Executivos do agronegócio brasileiro se preparam para volatilidade em 2026

Publicado em 11/03/2026 14:26
Por Eduardo Passarelli, Head de Corporate Sales da Bloomberg nos Estados Unidos e na América Latina

O setor de agronegócio brasileiro entrará em 2026 diante de um cenário desafiador. Câmbio volátil, custos financeiros elevados e riscos climáticos recorrentes aumentaram a margem de erro das decisões de produção. Essas e outras tendências no contexto global e local foram debatidas recentemente por líderes do segmento em São Paulo, durante o evento Bloomberg Farm, Food & Fuel.

Mais de 100 executivos do setor discutiram as escolhas estratégicas enfrentadas diariamente, do planejamento das safras à colheita e às decisões financeiras. Nesse ambiente, as estratégias utilizadas no passado já não são suficientes para capturar a complexidade do segmento.

O consenso foi de que dados independentes, métricas padronizadas e análises prospectivas passaram a desempenhar um papel central na gestão de riscos, na alocação de capital e no planejamento operacional ao longo de toda a cadeia de valor do setor. Soma-se a isso a volatilidade climática, que amplia a dispersão dos resultados produtivos, além das oscilações dos preços globais. Esses fatores são agravados por custos elevados e tarifas.

Pressões de mercado e a nova demanda por precisão

A trajetória do câmbio ilustra bem esse desafio. O real segue pressionado por incertezas fiscais e pelo ciclo eleitoral já incorporado às projeções de mercado, o que se traduz em margens mais apertadas e maior demanda por proteção contra movimentos abruptos. Durante um dos painéis, executivos afirmaram que a prioridade do produtor continua sendo fazer bem o essencial, garantindo produtividade e previsibilidade no centro da operação.

Com o crédito ainda caro e cortes de juros esperados apenas a partir de 2026, a preservação de caixa, o planejamento preciso e a busca por previsibilidade se consolidaram como prioridades estratégicas. Nesse contexto, cresce o uso de instrumentos de hedge e de benchmarks independentes, que ajudam a trazer mais clareza e disciplina às decisões financeiras.

Os custos também seguem pressionados.
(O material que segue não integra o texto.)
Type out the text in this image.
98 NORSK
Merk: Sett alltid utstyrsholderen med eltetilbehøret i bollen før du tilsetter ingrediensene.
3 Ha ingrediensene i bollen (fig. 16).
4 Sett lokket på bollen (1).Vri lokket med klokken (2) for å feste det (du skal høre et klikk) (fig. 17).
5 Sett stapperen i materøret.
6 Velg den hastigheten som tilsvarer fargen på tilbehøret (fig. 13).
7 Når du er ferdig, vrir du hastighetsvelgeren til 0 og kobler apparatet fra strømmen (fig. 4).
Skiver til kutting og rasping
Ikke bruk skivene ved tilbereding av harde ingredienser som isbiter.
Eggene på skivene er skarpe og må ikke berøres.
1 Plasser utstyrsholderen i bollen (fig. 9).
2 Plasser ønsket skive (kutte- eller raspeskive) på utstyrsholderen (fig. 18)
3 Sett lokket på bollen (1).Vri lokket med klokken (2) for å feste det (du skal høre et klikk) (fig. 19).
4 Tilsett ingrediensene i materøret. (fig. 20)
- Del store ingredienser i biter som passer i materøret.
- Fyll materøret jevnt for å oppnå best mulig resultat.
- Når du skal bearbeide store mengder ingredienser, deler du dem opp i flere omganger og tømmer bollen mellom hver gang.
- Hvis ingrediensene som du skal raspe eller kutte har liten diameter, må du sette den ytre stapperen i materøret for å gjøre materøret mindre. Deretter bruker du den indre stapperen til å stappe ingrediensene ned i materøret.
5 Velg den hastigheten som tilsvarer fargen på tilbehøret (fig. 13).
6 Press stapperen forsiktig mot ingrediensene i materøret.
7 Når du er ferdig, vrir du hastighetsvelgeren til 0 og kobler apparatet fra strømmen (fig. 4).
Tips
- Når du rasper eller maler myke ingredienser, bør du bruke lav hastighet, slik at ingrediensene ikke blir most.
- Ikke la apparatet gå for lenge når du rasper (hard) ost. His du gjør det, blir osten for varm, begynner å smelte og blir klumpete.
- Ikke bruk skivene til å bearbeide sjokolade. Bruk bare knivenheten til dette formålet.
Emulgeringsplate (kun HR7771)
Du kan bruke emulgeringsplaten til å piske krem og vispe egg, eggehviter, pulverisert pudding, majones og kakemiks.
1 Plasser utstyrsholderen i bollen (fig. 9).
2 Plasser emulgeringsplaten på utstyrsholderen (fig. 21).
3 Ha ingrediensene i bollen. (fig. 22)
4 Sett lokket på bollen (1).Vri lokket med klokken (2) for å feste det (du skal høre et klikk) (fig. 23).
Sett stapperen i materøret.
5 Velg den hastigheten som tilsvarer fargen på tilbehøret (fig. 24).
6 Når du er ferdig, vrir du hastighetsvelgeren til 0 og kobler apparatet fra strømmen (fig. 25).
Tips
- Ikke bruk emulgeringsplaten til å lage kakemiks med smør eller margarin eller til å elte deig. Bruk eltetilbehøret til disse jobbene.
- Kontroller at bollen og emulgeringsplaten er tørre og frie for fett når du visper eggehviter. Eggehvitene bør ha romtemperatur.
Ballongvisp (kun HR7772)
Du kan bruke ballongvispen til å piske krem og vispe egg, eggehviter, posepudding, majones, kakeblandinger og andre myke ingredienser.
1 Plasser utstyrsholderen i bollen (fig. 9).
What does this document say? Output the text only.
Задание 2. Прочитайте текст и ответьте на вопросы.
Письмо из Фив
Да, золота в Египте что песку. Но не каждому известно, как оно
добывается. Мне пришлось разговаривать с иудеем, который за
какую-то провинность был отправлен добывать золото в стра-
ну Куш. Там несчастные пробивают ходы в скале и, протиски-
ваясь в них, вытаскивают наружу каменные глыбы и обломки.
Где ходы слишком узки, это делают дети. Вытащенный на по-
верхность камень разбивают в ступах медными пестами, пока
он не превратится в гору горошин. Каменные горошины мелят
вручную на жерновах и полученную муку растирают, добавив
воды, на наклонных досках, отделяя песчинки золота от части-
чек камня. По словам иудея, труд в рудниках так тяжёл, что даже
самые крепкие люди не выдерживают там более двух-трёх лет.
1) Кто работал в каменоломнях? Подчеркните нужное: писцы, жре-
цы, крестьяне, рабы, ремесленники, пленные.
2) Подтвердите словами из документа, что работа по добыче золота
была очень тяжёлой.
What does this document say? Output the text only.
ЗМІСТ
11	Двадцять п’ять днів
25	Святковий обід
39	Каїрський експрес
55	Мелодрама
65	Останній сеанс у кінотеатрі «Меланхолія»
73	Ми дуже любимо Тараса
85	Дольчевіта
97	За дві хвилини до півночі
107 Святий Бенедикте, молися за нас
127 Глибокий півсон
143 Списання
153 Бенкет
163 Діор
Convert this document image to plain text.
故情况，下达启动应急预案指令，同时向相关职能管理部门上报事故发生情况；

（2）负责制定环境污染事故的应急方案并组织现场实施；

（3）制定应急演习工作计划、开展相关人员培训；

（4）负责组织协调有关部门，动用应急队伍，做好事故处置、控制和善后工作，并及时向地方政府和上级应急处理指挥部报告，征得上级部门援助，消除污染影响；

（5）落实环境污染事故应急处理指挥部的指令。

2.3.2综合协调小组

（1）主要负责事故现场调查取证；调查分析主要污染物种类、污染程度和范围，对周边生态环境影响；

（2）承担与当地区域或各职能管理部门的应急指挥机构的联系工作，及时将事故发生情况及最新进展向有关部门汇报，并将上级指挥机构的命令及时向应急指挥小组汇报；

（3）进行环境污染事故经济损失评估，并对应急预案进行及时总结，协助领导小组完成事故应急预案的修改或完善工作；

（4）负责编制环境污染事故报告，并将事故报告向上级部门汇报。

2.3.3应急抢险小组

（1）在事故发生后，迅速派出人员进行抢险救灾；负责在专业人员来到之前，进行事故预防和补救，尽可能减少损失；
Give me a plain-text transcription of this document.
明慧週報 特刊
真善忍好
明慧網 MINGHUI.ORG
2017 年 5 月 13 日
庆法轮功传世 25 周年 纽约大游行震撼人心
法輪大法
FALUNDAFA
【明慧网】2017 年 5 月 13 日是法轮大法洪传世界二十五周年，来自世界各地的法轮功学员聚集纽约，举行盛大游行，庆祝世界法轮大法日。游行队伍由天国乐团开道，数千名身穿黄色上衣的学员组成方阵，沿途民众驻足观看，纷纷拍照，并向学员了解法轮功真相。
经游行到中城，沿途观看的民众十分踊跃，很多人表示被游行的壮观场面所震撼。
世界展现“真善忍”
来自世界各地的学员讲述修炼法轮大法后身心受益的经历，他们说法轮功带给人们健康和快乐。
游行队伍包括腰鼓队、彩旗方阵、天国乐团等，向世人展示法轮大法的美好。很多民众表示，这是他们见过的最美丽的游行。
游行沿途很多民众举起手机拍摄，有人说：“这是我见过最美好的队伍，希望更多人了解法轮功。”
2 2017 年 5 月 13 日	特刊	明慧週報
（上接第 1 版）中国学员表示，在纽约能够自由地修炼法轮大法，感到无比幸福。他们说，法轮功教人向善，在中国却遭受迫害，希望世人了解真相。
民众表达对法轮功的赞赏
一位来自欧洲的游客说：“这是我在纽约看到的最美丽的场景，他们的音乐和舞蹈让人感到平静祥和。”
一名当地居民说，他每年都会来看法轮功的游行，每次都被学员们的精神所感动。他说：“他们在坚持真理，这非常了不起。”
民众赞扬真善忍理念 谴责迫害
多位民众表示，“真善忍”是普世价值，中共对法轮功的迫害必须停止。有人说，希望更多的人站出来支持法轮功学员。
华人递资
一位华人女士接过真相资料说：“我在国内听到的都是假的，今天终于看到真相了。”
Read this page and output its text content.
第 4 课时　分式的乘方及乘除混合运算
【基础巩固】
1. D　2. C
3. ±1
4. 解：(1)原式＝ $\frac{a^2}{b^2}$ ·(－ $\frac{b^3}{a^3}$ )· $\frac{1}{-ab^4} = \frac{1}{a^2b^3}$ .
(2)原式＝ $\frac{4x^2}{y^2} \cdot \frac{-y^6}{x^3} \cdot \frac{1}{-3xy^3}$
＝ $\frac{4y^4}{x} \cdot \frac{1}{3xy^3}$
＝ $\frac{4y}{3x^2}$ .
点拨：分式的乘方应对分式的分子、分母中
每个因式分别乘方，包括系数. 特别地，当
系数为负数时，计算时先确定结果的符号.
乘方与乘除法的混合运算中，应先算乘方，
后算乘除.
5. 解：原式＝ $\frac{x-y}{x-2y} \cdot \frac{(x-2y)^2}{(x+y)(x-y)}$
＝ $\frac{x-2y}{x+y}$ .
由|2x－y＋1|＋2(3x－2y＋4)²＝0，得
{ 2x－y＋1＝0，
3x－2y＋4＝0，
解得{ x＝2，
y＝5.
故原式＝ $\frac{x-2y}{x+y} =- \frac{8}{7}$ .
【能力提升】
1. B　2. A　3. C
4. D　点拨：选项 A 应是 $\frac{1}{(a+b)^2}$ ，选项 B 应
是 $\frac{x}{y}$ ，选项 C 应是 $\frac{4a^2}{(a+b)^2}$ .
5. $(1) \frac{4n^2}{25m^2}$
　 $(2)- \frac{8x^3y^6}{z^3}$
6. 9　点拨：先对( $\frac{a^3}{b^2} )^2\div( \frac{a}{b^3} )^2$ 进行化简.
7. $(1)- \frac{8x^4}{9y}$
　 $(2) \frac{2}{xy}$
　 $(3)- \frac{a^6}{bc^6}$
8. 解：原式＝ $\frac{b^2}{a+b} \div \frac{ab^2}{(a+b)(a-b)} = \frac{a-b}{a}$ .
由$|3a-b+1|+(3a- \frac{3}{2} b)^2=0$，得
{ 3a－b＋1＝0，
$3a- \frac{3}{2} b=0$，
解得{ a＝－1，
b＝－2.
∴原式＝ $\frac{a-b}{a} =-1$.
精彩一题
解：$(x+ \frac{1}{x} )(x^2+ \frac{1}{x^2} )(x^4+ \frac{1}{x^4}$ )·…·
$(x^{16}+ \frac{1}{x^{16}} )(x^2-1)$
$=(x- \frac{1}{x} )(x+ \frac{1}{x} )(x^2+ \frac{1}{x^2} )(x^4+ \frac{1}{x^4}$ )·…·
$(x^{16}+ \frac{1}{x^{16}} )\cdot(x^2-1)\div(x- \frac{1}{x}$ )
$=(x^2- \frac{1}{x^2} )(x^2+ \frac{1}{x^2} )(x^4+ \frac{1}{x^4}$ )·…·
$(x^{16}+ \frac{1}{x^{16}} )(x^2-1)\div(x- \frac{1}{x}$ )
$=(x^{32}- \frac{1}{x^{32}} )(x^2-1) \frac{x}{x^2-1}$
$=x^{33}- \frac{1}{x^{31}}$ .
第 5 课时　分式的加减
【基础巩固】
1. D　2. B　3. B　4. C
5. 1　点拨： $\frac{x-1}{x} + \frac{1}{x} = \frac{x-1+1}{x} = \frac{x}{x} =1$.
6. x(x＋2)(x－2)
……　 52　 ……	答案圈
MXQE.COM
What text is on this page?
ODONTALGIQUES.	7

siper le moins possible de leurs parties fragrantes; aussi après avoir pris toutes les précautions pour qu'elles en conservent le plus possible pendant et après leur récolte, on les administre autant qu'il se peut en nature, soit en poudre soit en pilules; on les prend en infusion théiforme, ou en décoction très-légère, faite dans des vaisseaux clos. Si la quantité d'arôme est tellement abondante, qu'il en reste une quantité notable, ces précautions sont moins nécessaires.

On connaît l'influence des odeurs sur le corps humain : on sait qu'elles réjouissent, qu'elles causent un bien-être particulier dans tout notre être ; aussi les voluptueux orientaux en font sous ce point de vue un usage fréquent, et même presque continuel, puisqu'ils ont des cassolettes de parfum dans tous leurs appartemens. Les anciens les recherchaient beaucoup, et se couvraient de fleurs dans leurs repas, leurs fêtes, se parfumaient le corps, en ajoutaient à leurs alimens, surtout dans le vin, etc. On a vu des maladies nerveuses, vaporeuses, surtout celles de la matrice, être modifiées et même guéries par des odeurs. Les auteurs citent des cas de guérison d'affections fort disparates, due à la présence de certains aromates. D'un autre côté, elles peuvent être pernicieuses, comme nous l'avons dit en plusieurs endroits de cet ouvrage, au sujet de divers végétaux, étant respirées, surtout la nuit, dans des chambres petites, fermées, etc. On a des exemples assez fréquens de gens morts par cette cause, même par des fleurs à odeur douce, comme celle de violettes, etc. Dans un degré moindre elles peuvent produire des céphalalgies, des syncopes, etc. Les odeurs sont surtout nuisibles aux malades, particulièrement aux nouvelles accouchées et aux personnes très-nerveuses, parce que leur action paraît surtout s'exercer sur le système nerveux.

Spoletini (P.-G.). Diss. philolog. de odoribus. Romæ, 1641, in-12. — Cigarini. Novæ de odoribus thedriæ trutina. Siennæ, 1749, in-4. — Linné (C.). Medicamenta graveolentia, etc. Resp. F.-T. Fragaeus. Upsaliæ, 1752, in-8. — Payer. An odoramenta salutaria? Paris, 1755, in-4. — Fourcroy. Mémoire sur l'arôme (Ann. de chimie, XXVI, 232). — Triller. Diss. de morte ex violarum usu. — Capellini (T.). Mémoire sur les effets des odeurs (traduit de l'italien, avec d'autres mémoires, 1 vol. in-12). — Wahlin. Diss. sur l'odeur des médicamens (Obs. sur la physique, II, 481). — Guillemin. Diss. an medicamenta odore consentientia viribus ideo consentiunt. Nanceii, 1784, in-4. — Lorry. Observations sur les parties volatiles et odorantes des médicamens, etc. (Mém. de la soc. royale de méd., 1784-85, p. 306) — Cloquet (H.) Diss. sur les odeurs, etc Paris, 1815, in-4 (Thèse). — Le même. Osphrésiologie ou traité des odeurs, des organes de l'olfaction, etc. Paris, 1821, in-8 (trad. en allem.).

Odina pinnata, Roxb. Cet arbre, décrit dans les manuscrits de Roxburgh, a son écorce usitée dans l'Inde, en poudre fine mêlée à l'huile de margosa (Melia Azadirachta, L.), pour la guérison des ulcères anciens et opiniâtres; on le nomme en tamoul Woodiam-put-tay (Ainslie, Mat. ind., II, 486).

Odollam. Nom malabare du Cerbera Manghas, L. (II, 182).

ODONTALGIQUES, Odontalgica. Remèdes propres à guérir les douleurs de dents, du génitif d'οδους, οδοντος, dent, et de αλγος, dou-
A relação de troca dos fertilizantes permanece desfavorável, impactada por tensões internacionais e eventos climáticos, enquanto gargalos logísticos continuam elevando despesas e comprimindo margens, mesmo em cenários de forte produtividade.

No caso de grãos e pecuária, o Brasil segue competitivo, embora enfrente uma concorrência global mais intensa, o que exige decisões cada vez mais precisas ao longo de toda a cadeia. Para os exportadores, acompanhar a evolução da demanda asiática, os requisitos sanitários e as políticas de importação tornaram-se parte da rotina.
Dados, tecnologia e o próximo salto de competitividade

A volatilidade climática, as tensões geopolíticas e a velocidade das oscilações de preços tornaram insuficientes os modelos baseados apenas em dados históricos. A competitividade passa, cada vez mais, pela combinação de informações atualizadas, análises preditivas e uma leitura integrada de riscos.

Evidências globais reforçam essa mudança. Estudos da Organização das Nações Unidas para a Alimentação e a Agricultura (FAO) indicam que a adoção de práticas de agricultura de precisão baseadas no uso estruturado de dados de solo, clima e operação, pode elevar a produtividade entre 20% e 30%, ao mesmo tempo em que reduz o uso de água, fertilizantes e defensivos agrícolas em até 50%. Os números mostram que decisões orientadas por dados já geram ganhos mensuráveis de eficiência e sustentabilidade no campo.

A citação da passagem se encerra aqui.